Yup :-) I realised my mistake at about 3am on Sunday...
However I still think (finally) does something *slightly* different to
what is done by (dynamic-wind): where (dynamic-wind) executes its
third thunk on *any* throw past it, I'd expect (finally) to be
triggered by only either normal return, or exception-throw. That is,
the finally-clause gets installed *as an exception-handler*, not a
general unwinder.
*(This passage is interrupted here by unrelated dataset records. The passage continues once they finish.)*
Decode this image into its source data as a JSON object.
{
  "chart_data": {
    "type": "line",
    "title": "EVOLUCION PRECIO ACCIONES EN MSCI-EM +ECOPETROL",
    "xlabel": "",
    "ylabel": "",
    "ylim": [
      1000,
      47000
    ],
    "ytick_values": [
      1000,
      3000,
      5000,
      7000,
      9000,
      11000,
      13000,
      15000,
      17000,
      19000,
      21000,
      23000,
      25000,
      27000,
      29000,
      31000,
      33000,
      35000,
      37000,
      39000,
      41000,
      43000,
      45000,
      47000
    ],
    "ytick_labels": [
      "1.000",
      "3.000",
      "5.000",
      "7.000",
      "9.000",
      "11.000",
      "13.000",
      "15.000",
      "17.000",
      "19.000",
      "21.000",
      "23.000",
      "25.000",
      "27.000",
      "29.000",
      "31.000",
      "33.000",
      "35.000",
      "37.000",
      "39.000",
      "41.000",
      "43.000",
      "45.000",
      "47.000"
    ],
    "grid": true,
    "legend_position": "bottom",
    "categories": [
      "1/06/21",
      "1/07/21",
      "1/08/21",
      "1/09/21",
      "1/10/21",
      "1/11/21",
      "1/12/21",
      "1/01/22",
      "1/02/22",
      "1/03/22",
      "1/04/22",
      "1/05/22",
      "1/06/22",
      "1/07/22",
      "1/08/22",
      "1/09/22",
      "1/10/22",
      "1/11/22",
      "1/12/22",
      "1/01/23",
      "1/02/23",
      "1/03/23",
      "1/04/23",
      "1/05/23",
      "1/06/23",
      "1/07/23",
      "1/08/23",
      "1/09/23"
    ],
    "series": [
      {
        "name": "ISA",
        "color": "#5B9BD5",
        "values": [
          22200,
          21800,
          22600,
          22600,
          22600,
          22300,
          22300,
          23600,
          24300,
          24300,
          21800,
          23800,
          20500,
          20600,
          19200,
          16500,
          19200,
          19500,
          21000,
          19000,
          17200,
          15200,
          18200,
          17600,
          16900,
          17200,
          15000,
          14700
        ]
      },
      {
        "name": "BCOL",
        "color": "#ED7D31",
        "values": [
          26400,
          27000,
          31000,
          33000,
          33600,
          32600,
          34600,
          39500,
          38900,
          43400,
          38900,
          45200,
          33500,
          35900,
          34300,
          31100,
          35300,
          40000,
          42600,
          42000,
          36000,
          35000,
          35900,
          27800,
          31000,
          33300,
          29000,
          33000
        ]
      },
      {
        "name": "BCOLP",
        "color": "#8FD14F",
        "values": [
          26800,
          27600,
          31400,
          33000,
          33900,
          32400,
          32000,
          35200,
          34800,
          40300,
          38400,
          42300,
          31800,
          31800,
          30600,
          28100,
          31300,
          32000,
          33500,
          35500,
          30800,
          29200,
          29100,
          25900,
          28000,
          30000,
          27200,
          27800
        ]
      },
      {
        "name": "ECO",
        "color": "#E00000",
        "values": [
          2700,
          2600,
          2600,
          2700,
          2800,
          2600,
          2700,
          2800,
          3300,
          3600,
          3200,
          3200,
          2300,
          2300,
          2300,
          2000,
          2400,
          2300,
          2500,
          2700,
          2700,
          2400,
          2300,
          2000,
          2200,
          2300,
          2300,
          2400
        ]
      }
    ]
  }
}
Perhaps (apologies for the untested, lowlevel
macro):
(define-macro (finally final-exp body . rest)
(let ((exn (gensym))
(result (gensym)))
`(with-exception-handler
(lambda (,exn)
,final-exp
(raise ,exn)) ; note[1]
(lambda ()
(let ((,result (begin
,body
,@rest)))
,final-exp
,result)))))
[1] I'm assuming here (I hope I read the SRFI correctly?) that (raise)
within an exception-handler chains to the next enclosing handler.
> (define-syntax finally
> (syntax-rules ()
> ((finally final-exp body . rest)
> (dynamic-wind (lambda () #f)
> (lambda () body . rest)
> (lambda () final-exp)))))
If someone is using call/cc to implement coroutines, or microthreads,
or what-have-you, this means that this
coroutine/thread/dynamic-context will give up its lock on each context
switch. What I was after was relinquishment of the lock when code
either returned normally, or threw an exception...
> The bottom line is that 'finally' is already there but it doesn't
> help as much as you would like.
Well, mostly because it's dynamic-wind, and dynamic-wind doesn't make
any distinctions between various kinds of throw.